Revolutionizing Market-Neutral Vaults: Democratizing Access to Institutional-Grade Returns
The era of exclusive institutional arbitrage is coming to an end. For years, capturing arbitrage between cryptocurrency spot and perpetual futures markets was the preserve of well-capitalized institutional traders. However, with the advent of One-Click Hedging Vaults, this monopoly is being disrupted. These automated, “market-neutral” on-chain vaults now replicate the complex underlying trades once limited to hedge funds, allowing anyone to earn returns on spot futures spreads with as little as $100.
The implications of this development are far-reaching. Market-neutral vaults balance long and short positions through spot and perpetual futures markets, collecting funding installment payments while neutralizing price risk. This mathematically sound, non-speculative form of return is a game-changer for investors. While counterparty and market risks remain, blockchain vaults provide real-time proof of reserves and position transparency, a level of transparency that traditional hedge funds cannot achieve.
How Market-Neutral Vaults Work
In plain language, a vault opens positions in both spot markets (purchasing the actual asset) and perpetual futures markets (trading contracts that track the price of the asset). One side benefits when the asset rises, the other when it falls. When balanced correctly, the trade is neutral to the price direction. The financing rates, i.e., the payments that perpetual contracts make to long or short positions, are the real driver of returns. They fluctuate due to demand imbalances between long and short positions. Vaults collect these micropayments at scale, providing a smoother, more predictable return.
For example, if a perpetual contract on a major crypto asset trades slightly above the spot price, traders will short the contract while holding the underlying asset. This creates a flow of funding payments from long to short positions. A vault does this automatically on a large scale and collects these payments. Of course, these strategies are not risk-free. The risk of exchange counterparties remains; for instance, if a derivatives platform becomes insolvent, user funds could be lost.
Benefits and Risks of Market-Neutral Vaults
Despite these risks, market-neutral vaults represent a fundamental shift in return generation. Unlike many DeFi protocols that rely on token inflation or speculative mechanisms, these strategies derive value from real market inefficiencies: specifically, the willingness of other traders to pay premiums for leveraged exposure. These vaults also offer transparency advantages over traditional finance. Hedge funds are only required to report their positions quarterly, leaving investors in the dark for months. Blockchain-based vaults enable real-time verification of holdings and strategies.
As adoption increases, vaults could stabilize crypto markets. By systematically recording funding payments and reducing spot futures gaps, they reduce arbitrage opportunities for speculative actors, thereby reducing volatility. Capital that once flowed exclusively through opaque institutional channels now contributes to more efficient, verifiable market pricing. For market-neutral vaults to mature responsibly, vault operators must implement robust risk management, including stress testing, adequate reserves, and clear disclosure of counterparty risks.

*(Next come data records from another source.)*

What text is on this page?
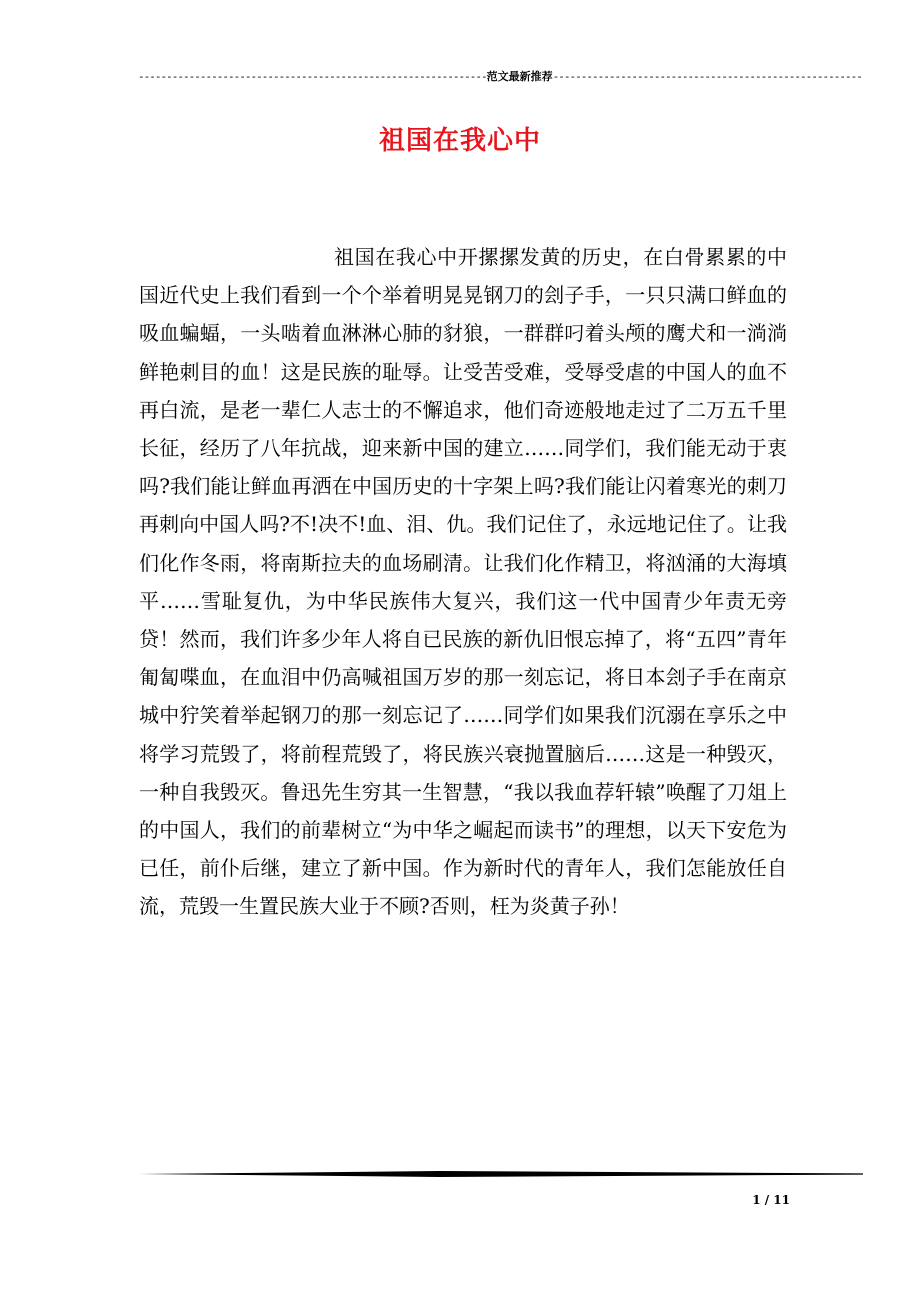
--------------------------------------------------------------范文最新推荐-------------------------------------------------------
祖国在我心中
祖国在我心中开摞摞发黄的历史，在白骨累累的中国近代史上我们看到一个个举着明晃晃钢刀的刽子手，一只只满口鲜血的吸血蝙蝠，一头啮着血淋淋心肺的豺狼，一群群叼着头颅的鹰犬和一淌淌鲜艳刺目的血！这是民族的耻辱。让受苦受难，受辱受虐的中国人的血不再白流，是老一辈仁人志士的不懈追求，他们奇迹般地走过了二万五千里长征，经历了八年抗战，迎来新中国的建立……同学们，我们能无动于衷吗?我们能让鲜血再洒在中国历史的十字架上吗?我们能让闪着寒光的刺刀再刺向中国人吗?不!决不!血、泪、仇。我们记住了，永远地记住了。让我们化作冬雨，将南斯拉夫的血场刷清。让我们化作精卫，将汹涌的大海填平……雪耻复仇，为中华民族伟大复兴，我们这一代中国青少年责无旁贷！然而，我们许多少年人将自已民族的新仇旧恨忘掉了，将“五四”青年匍匐喋血，在血泪中仍高喊祖国万岁的那一刻忘记，将日本刽子手在南京城中狞笑着举起钢刀的那一刻忘记了……同学们如果我们沉溺在享乐之中将学习荒毁了，将前程荒毁了，将民族兴衰抛置脑后……这是一种毁灭，一种自我毁灭。鲁迅先生穷其一生智慧，“我以我血荐轩辕”唤醒了刀俎上的中国人，我们的前辈树立“为中华之崛起而读书”的理想，以天下安危为已任，前仆后继，建立了新中国。作为新时代的青年人，我们怎能放任自流，荒毁一生置民族大业于不顾?否则，枉为炎黄子孙！
1 / 11
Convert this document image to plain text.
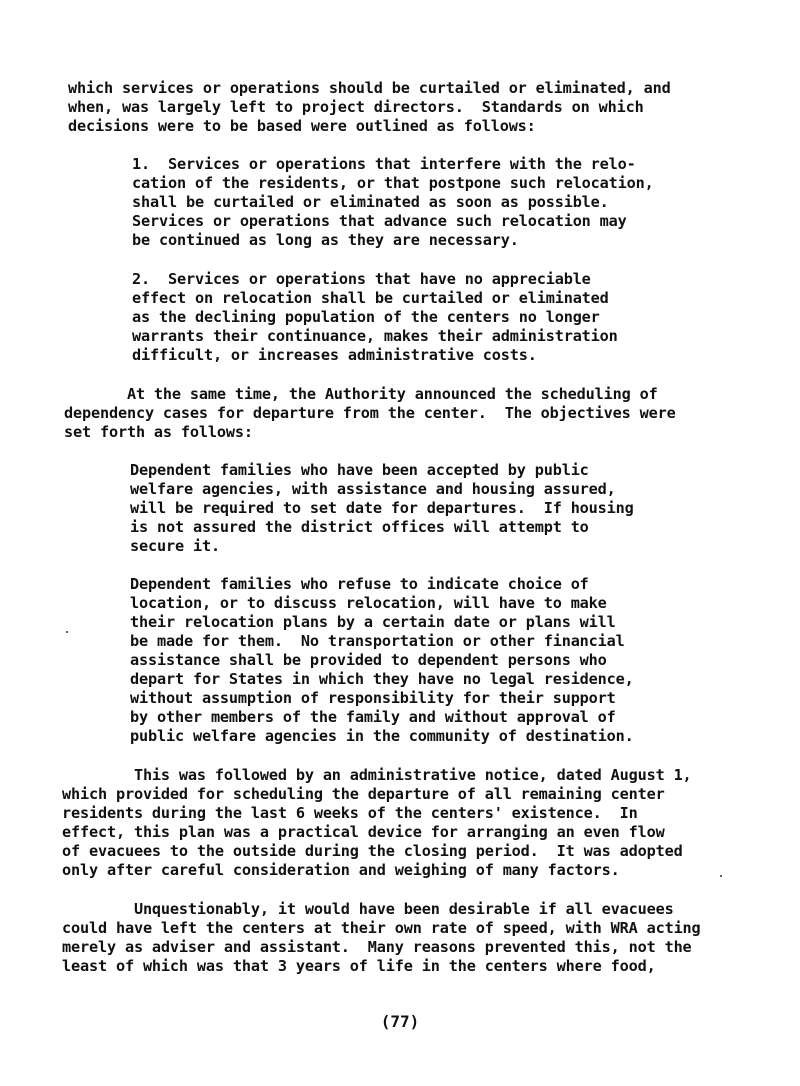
which services or operations should be curtailed or eliminated, and
when, was largely left to project directors.  Standards on which
decisions were to be based were outlined as follows:
1.  Services or operations that interfere with the relo-
cation of the residents, or that postpone such relocation,
shall be curtailed or eliminated as soon as possible.
Services or operations that advance such relocation may
be continued as long as they are necessary.
2.  Services or operations that have no appreciable
effect on relocation shall be curtailed or eliminated
as the declining population of the centers no longer
warrants their continuance, makes their administration
difficult, or increases administrative costs.
At the same time, the Authority announced the scheduling of
dependency cases for departure from the center.  The objectives were
set forth as follows:
Dependent families who have been accepted by public
welfare agencies, with assistance and housing assured,
will be required to set date for departures.  If housing
is not assured the district offices will attempt to
secure it.
Dependent families who refuse to indicate choice of
location, or to discuss relocation, will have to make
their relocation plans by a certain date or plans will
be made for them.  No transportation or other financial
assistance shall be provided to dependent persons who
depart for States in which they have no legal residence,
without assumption of responsibility for their support
by other members of the family and without approval of
public welfare agencies in the community of destination.
This was followed by an administrative notice, dated August 1,
which provided for scheduling the departure of all remaining center
residents during the last 6 weeks of the centers' existence.  In
effect, this plan was a practical device for arranging an even flow
of evacuees to the outside during the closing period.  It was adopted
only after careful consideration and weighing of many factors.
Unquestionably, it would have been desirable if all evacuees
could have left the centers at their own rate of speed, with WRA acting
merely as adviser and assistant.  Many reasons prevented this, not the
least of which was that 3 years of life in the centers where food,
(77)
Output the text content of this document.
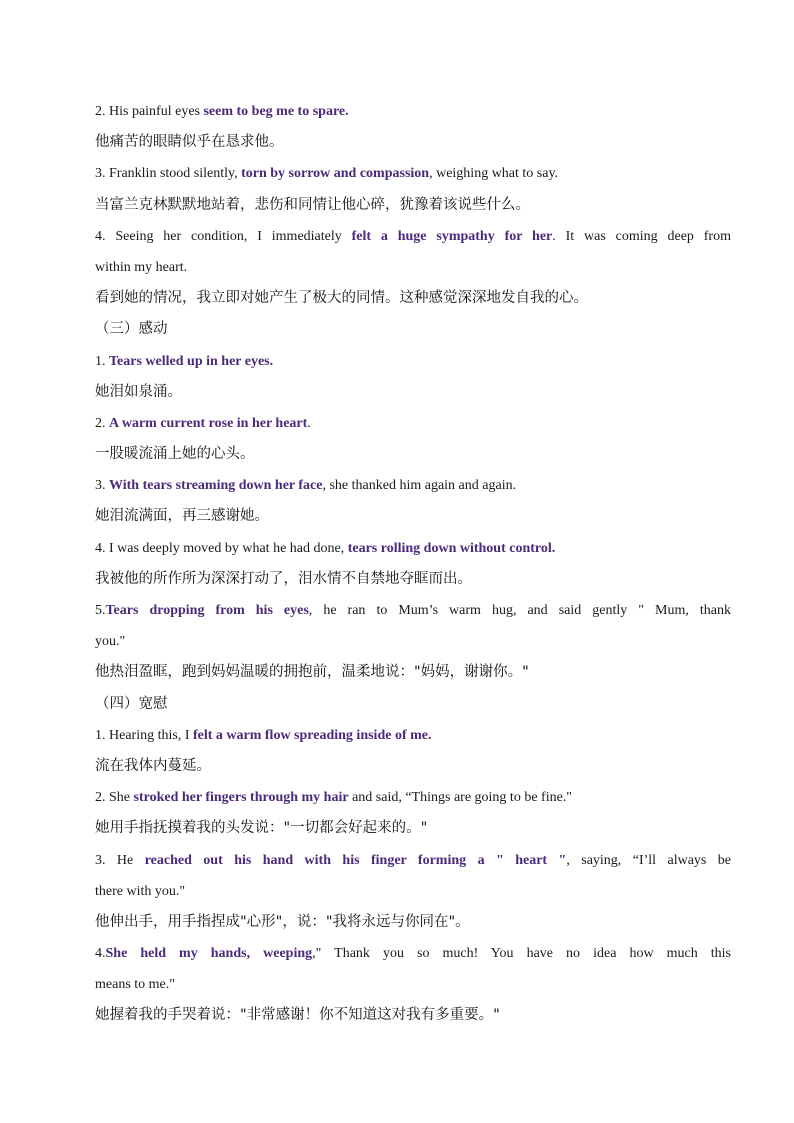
2. His painful eyes seem to beg me to spare.
他痛苦的眼睛似乎在恳求他。
3. Franklin stood silently, torn by sorrow and compassion, weighing what to say.
当富兰克林默默地站着，悲伤和同情让他心碎，犹豫着该说些什么。
4. Seeing her condition, I immediately felt a huge sympathy for her. It was coming deep from
within my heart.
看到她的情况，我立即对她产生了极大的同情。这种感觉深深地发自我的心。
（三）感动
1. Tears welled up in her eyes.
她泪如泉涌。
2. A warm current rose in her heart.
一股暖流涌上她的心头。
3. With tears streaming down her face, she thanked him again and again.
她泪流满面，再三感谢她。
4. I was deeply moved by what he had done, tears rolling down without control.
我被他的所作所为深深打动了，泪水情不自禁地夺眶而出。
5.Tears dropping from his eyes, he ran to Mum’s warm hug, and said gently " Mum, thank
you."
他热泪盈眶，跑到妈妈温暖的拥抱前，温柔地说："妈妈，谢谢你。"
（四）宽慰
1. Hearing this, I felt a warm flow spreading inside of me.
流在我体内蔓延。
2. She stroked her fingers through my hair and said, “Things are going to be fine."
她用手指抚摸着我的头发说："一切都会好起来的。"
3. He reached out his hand with his finger forming a " heart ", saying, “I’ll always be
there with you."
他伸出手，用手指捏成"心形"，说："我将永远与你同在"。
4.She held my hands, weeping," Thank you so much! You have no idea how much this
means to me."
她握着我的手哭着说："非常感谢！你不知道这对我有多重要。"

Users must demand transparency about revenue sources, collateral custody, and emergency plans. Market-neutral vaults could eventually become a new category of savings products that offer stable returns while contributing to more efficient crypto markets. The era of exclusively institutional arbitrage is coming to an end. What comes next depends on how well the industry, users, and regulators meet the challenges ahead.
According to Ben Nadareski, CEO and co-founder of Solstice Labs, “Market-neutral vaults are redefining the way revenue is generated in DeFi.” With the support of Deus, Ben has been at the forefront of driving strategic investments in digital assets. Previously, as Vice President of Global Trading at Galaxy Digital, Ben led the first crypto derivatives trades with global banks.